Дело, следовательно, не только в бесах и их заклинаниях, несущих в себе удвоенную бесовскую природу. Дело хоть и в замаскированном (самой историей), но несомненно имеющемся сходстве между персонажами Достоевского и персонажами сократических диалогов Платона: им надо мысль разрешить, надо связать доказательствами континуум собственных поступков – причем далеко не все из этих доказательств суть «отмазки», способы легитимации некоторого цинического интереса или, как говорит Фрейд, орудия «рационализации». Честные нигилисты готовы подчиниться собственному силлогизму, сколь бы странным ни казались сам силлогизм и следующий из него вывод. Если настроена система взаимных конвенций, силлогизм обретает безапелляционный характер, даже если является собственным смертным приговором. Как всегда, безупречно чуток к таким вопросам Достоевский – вспомним его анализ в «Дневнике писателя» предсмертной записки юноши-студента: «Я умираю потому, что честен Добролюбов». Какой бы степени изощренности ни достигал ресентимент, он не в состоянии вынести подобный приговор. Вынести самому себе – другому, разумеется, вполне в состоянии.
Когда Лопухин и Кирсанов решают, с кем должна остаться Вера Павловна, любимая женщина для обоих, они это именно решают, и основанием решения будет правильный вывод из признанных посылок. Таким же он будет и для самой Веры Павловны, поскольку она тоже новый человек. Для людей другой эпохи (лучше сказать, эпох) тут только странность, нелепость или причуда, но современникам Чернышевского такое положение вещей странным вовсе не казалось, как и собеседникам Сократа не казалось странным идущее вразрез с очевидностью и полное опасностей рассуждение.
Этого удивительным образом не углядел Ницше: «Моральная оценка, как высшая, была бы опровергнута, если бы можно было доказать, что она является следствием некоторой неморальной оценки, что она – специальный случай реальной неморальности; она свелась бы сама таким образом на некоторую видимость, и как видимость не имела бы уже право осуждать “кажущееся”, иллюзию»[32]32
Ницше Ф. Воля к власти. – СПб., 2007. – С. 342.
[Закрыть].
Как раз наоборот. Настоящая решимость не задумалась бы отвергнуть мораль – что она Ставрогину, что она нигилисту, которому «надобно мысль разрешить». Но есть инстанция высшей внеморальности, требующая согласовать нечто само по себе не обоснованное, – и тут срабатывает бесстрашие логотомии (и настигающая логотомию рефлексия ресентимента идет по пятам).
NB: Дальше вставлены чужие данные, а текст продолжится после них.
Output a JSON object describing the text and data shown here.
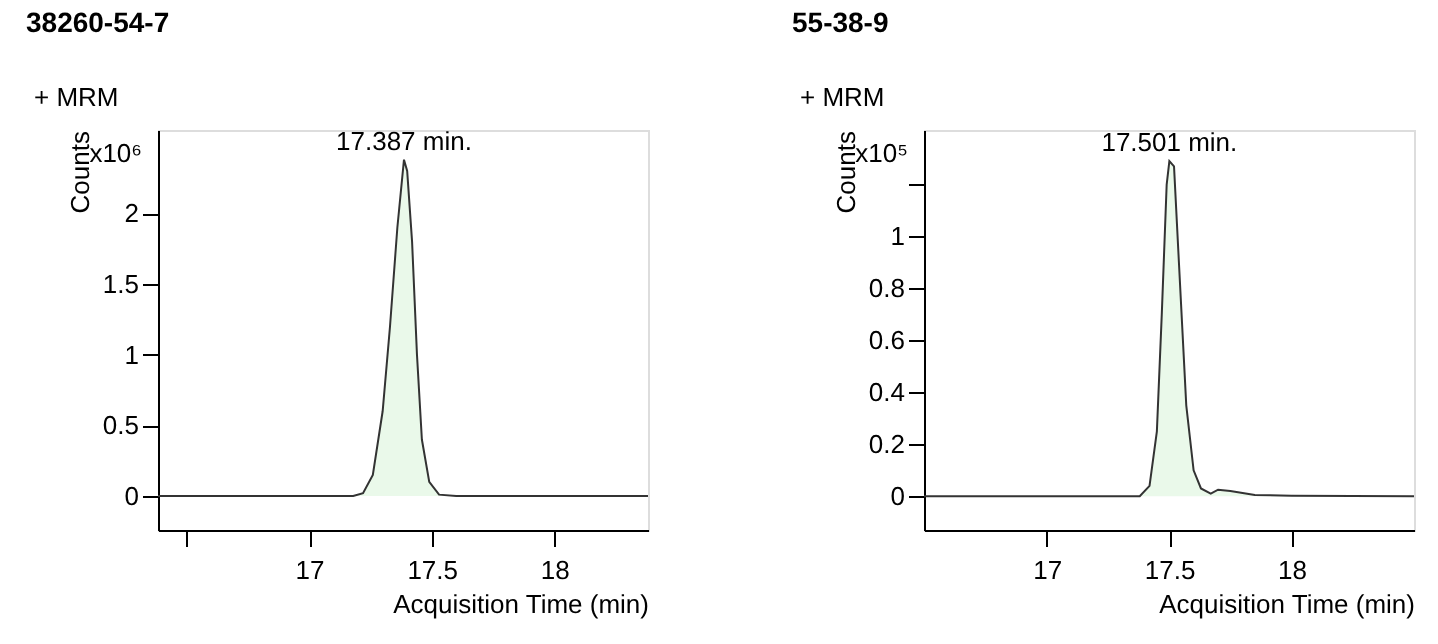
{
  "chart_data": [
    {
      "type": "area",
      "title": "38260-54-7",
      "xlabel": "Acquisition Time (min)",
      "ylabel": "Counts",
      "annotations": [
        "+ MRM",
        "x10⁶",
        {
          "text": "17.387 min.",
          "x": 17.387,
          "y": 2.38
        }
      ],
      "x": [
        16.384,
        17.18,
        17.22,
        17.26,
        17.3,
        17.33,
        17.36,
        17.387,
        17.4,
        17.42,
        17.44,
        17.46,
        17.49,
        17.53,
        17.6,
        18.382
      ],
      "series": [
        {
          "color": "#e1f7e1",
          "values": [
            0,
            0,
            0.02,
            0.15,
            0.6,
            1.2,
            1.9,
            2.38,
            2.3,
            1.8,
            1.0,
            0.4,
            0.1,
            0.01,
            0,
            0
          ]
        }
      ],
      "xlim": [
        16.384,
        18.382
      ],
      "ylim": [
        -0.24,
        2.59
      ],
      "xticks": [
        {
          "value": 16.5,
          "label": null
        },
        17,
        17.5,
        18
      ],
      "yticks": [
        0,
        0.5,
        1,
        1.5,
        2
      ],
      "grid": false
    },
    {
      "type": "area",
      "title": "55-38-9",
      "xlabel": "Acquisition Time (min)",
      "ylabel": "Counts",
      "annotations": [
        "+ MRM",
        "x10⁵",
        {
          "text": "17.501 min.",
          "x": 17.501,
          "y": 1.29
        }
      ],
      "x": [
        16.499,
        17.38,
        17.42,
        17.45,
        17.47,
        17.49,
        17.501,
        17.52,
        17.54,
        17.57,
        17.6,
        17.63,
        17.67,
        17.7,
        17.75,
        17.85,
        18.0,
        18.5
      ],
      "series": [
        {
          "color": "#e1f7e1",
          "values": [
            0,
            0,
            0.04,
            0.25,
            0.7,
            1.2,
            1.29,
            1.27,
            0.9,
            0.35,
            0.1,
            0.03,
            0.01,
            0.025,
            0.02,
            0.005,
            0.002,
            0
          ]
        }
      ],
      "xlim": [
        16.499,
        18.5
      ],
      "ylim": [
        -0.13,
        1.41
      ],
      "xticks": [
        17,
        17.5,
        18
      ],
      "yticks": [
        0,
        0.2,
        0.4,
        0.6,
        0.8,
        1,
        {
          "value": 1.2,
          "label": null
        }
      ],
      "grid": false
    }
  ]
}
Вот Сократ испытывает Полемарха, который готов к испытаниям, невзирая на возможный ущерб для собственной морали, для всех традиционных способов причастности к этосу:
«– И воинский стан тот лучше оберегает, кто способен также проникнуть и в замысел неприятеля и предвосхитить его действия?
– Конечно.
– Значит, тот горазд беречь, кто способен и воровать.
– По-видимому.
– Значит, если справедливый человек способен сохранять деньги, то он способен и похищать их.
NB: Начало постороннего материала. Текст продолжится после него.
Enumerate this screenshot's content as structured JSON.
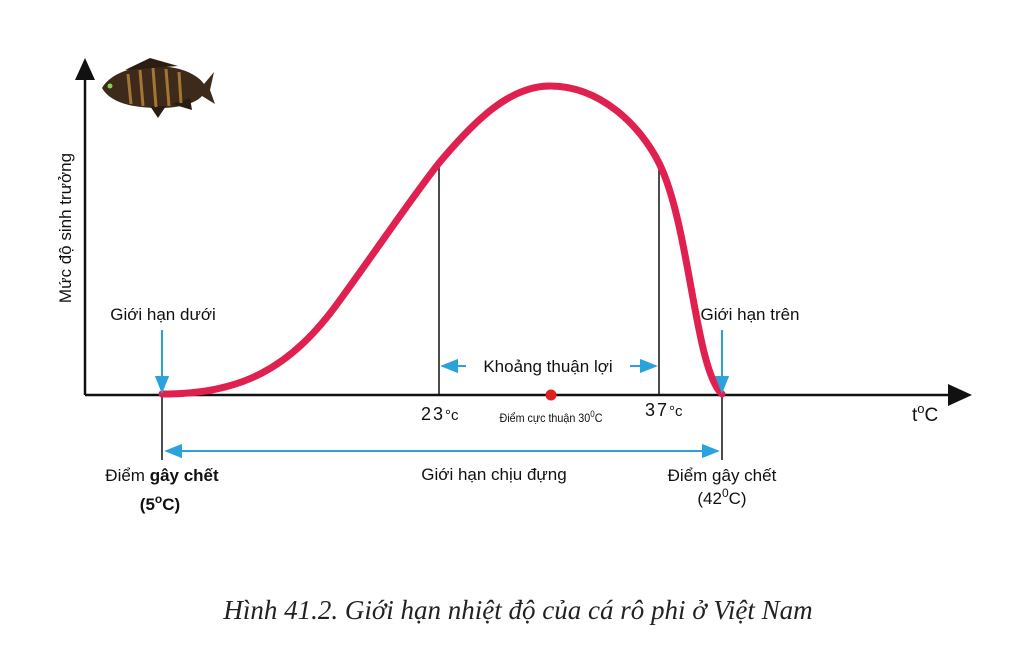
{
  "axes": {
    "y_label": "Mức độ sinh trưởng",
    "x_label": "t",
    "x_label_sup": "o",
    "x_label_unit": "C"
  },
  "labels": {
    "lower_limit": "Giới hạn dưới",
    "upper_limit": "Giới hạn trên",
    "favorable_range": "Khoảng thuận lợi",
    "t23_num": "23",
    "t23_unit": "°c",
    "t37_num": "37",
    "t37_unit": "°c",
    "optimum_text": "Điểm cực thuận 30",
    "optimum_sup": "0",
    "optimum_unit": "C",
    "tolerance_range": "Giới hạn chịu đựng",
    "death_point_left_a": "Điểm ",
    "death_point_left_b": "gây chết",
    "death_point_left_val": "(5",
    "death_point_left_sup": "o",
    "death_point_left_unit": "C)",
    "death_point_right": "Điểm gây chết",
    "death_point_right_val": "(42",
    "death_point_right_sup": "0",
    "death_point_right_unit": "C)"
  },
  "caption": "Hình 41.2. Giới hạn nhiệt độ của cá rô phi ở Việt Nam",
  "colors": {
    "curve": "#e0204f",
    "arrow_blue": "#2aa3dc",
    "optimum_dot": "#e02020",
    "axis": "#111111",
    "fish_body": "#3d2a1a",
    "fish_stripes": "#c08a3a"
  },
  "icons": {
    "fish": "fish-icon"
  }
}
– По крайней мере, к этому приводит наше рассуждение»[33]33
Платон. Соч. в 4 т., т. 3. – М., 1994. – С. 87.
[Закрыть].
Что тут скажешь? Конечно, господин не стал бы вникать в подобные аргументы, он, скорее всего, пришел бы в ярость от попытки сбить его с толку. Что же, Сократ и в самом деле выступает как переориентировщик ресентимента? Не будем спешить, вспомним Шекспира: слова, слова, слова. Увы, для многих – всё слова, что не деньги. Для «некоторых людей» доводы вообще не имеют значения – так, кимвал бряцающий и водопад шумящий. Чистая логотомия на них совершенно не действует, она ничего не детерминирует в их поведении, и потому те, кто все же готов последовать за полученным выводом, им столь же чужды, как и господин, не тратящий время на доводы. Из этого двустороннего непонимания странным образом вытекает, что «господин по природе» и тот, чьим проводником является и остается логос, не так уж далеки друг от друга. Они вместе противостоят тем, для кого все слова пусты, поскольку и если они «мимо кассы».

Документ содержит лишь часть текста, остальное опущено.